This is Dirk Pitt, hero of Raise the Titanic! and six other novels, including the current best-seller Deep Six (Simon & Schuster, $17.95). But the passage could also describe author Clive Cussler, who created Pitt in 1973 as an idealized alter ego. "Pitt is 10 to 15 years younger than I am," admits Cussler, 52. "His eyes are greener, and he has more hair. And Pitt does better with women than I ever did."
The resemblance is more than physical. In Deep Six Pitt searches for a sunken ship that is polluting the ocean with a deadly poison, and he reports back to a federal agency called NUMA. In real life, NUMA (the National Under-water and Marine Agency) is the name of a nonprofit organization founded by Cussler in 1976 to support and supervise underwater exploration. So far Cussler has discovered 34 historical wrecks. Among his finds are two Civil War ships (the Union's Cumberland and the Confederacy's Florida) and Commodore Cornelius Vanderbilt's elegant steamboat, Lexington, which sank in Long Island Sound more than 140 years ago. Cussler never claims salvage rights; when he sends down divers, they are used to confirm identification of the vessels. If artifacts are retrieved, they are donated to museums and universities.
Since May Cussler has been circling the North Sea and the coasts of Scotland, Denmark, Holland and France in search of, among other vessels, the German submarine U 20, which sank the Lusitania in 1915, as well as the Bonhomme Richard, John Paul Jones' ship, which went down off the coast of Yorkshire in 1779 in one of the most famous battles in naval history. On his chartered 63-foot yacht Cussler often spends 12 hours a day monitoring a sonar scanning device that makes ultrasonic sound-wave maps of the seabed. Sunken ships show up as dark clumps on the machine's printout. "A lot of people don't understand why I'm not out diving for treasure," says Cussler, who has spent $55,000 so far on his current expedition. "But I get a high just knowing I've found a ship."
Cussler can afford such thrills, thanks to Dirk Pitt. In the last decade Pitt has earned the author an estimated $5 million, some $500,000 of which he has spent on shipwreck expeditions. But Cussler's writing career began long before that with a weekly cooking column for the Globe Pilot in Costa Mesa, Calif. Using the byline Sally Salamagundi, Cussler offered recipes culled from cookbooks. The feature was a smash, until one day Cussler printed a recipe for oatmeal cookies that left out a vital ingredient. Calls from angry readers jammed the newspaper switchboard. Recalls Cussler, "When they reached me, they heard a masculine voice saying that Sally was on vacation."
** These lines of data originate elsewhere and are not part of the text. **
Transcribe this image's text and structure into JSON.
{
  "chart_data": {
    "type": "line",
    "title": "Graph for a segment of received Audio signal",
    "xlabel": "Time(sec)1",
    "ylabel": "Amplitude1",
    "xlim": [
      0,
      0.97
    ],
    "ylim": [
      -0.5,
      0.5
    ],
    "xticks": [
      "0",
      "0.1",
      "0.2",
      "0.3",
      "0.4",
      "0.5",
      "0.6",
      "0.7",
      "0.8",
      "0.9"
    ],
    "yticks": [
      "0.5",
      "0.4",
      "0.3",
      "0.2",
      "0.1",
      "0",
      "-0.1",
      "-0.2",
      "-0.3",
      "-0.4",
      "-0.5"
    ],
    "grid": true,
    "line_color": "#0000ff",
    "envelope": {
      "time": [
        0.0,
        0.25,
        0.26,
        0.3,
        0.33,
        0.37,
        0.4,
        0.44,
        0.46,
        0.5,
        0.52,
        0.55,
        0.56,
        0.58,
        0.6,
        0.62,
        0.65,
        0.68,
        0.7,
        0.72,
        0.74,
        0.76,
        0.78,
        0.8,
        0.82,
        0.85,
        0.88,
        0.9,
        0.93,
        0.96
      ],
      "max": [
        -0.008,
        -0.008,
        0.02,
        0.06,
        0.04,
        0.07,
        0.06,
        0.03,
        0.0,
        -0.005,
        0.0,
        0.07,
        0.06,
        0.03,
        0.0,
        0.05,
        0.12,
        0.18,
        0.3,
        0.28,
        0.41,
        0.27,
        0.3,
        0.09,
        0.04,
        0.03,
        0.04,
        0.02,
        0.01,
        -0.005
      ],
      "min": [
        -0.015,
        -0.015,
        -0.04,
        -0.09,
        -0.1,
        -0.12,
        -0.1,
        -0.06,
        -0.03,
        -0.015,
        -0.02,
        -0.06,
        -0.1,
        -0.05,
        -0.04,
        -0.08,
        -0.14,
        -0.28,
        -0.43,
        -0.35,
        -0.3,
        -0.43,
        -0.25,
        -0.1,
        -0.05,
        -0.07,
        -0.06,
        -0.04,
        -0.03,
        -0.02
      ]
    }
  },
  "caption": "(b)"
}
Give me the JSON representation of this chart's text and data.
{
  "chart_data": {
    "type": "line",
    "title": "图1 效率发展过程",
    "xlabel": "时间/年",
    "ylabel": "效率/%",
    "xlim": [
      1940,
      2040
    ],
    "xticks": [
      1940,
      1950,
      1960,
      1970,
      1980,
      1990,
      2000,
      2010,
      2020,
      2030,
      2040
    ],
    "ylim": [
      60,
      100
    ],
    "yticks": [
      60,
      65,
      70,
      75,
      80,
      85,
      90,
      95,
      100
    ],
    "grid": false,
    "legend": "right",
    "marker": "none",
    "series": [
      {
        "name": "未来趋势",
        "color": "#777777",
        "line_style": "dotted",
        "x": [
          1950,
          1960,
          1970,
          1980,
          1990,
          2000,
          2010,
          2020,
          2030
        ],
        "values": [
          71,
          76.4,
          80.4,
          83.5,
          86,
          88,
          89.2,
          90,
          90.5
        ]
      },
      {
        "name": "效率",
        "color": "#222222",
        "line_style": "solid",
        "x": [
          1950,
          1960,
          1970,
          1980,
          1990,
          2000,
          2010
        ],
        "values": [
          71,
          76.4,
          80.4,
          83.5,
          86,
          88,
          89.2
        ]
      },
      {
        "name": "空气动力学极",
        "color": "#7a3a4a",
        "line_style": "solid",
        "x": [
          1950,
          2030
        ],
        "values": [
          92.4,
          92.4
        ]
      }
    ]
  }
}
It turned out to be permanent. Cussler moved to Hollywood and started working for the D'Arcy advertising firm. He wrote copy for General Tires, Budweiser and Ajax detergent. Over drinks one evening he and a group of friends thought up the memorable Ajax White Knight commercial ("It's stronger than dirt").
At night and on weekends Cussler labored at the typewriter. His first published novel, The Mediterranean Caper, was written on a card table in the back of a skin-diving equipment shop where Cussler had taken a job to "absorb the right atmosphere." Caper was a modest success, but Cussler didn't become famous until 1976 and the publication of Raise the Titanic!, which got mixed reviews but sold more than three million copies. "I'm not a great writer of literature," concedes Cussler. "I'm an entertainer."
The profits of entertainment have brought Cussler a four-bedroom house in Denver, which he shares with Barbara, 51, his wife of 28 years. (They have two daughters, ages 20 and 26, and a son, Dirk, 23, after whom Pitt is named.) Apart from writing or looking for lost ships, Cussler coddles his collection of 28 antique and classic cars, including a 1918 Cadillac once owned by Gloria Swanson and F. Scott Fitzgerald's 1923 Renault. (Dirk Pitt also collects vintage autos.) Although most of his readers can't afford such toys, Cussler believes they identify with his intrepid hero. "There's a little bit of Pitt," he adds with a wry smile, "in everybody."
"The taller of the two pulled off his hood and ran his hands through a thick mane of ebony hair. His face was darkly tanned, and the eyes were the most vivid green.... He had the look of a man who smiled easily and often, who challenged life and accepted the wins and losses with equal indifference. When he stood at his full height he was three inches over six feet, and the lean, hard body under the dry suit strained at the seams."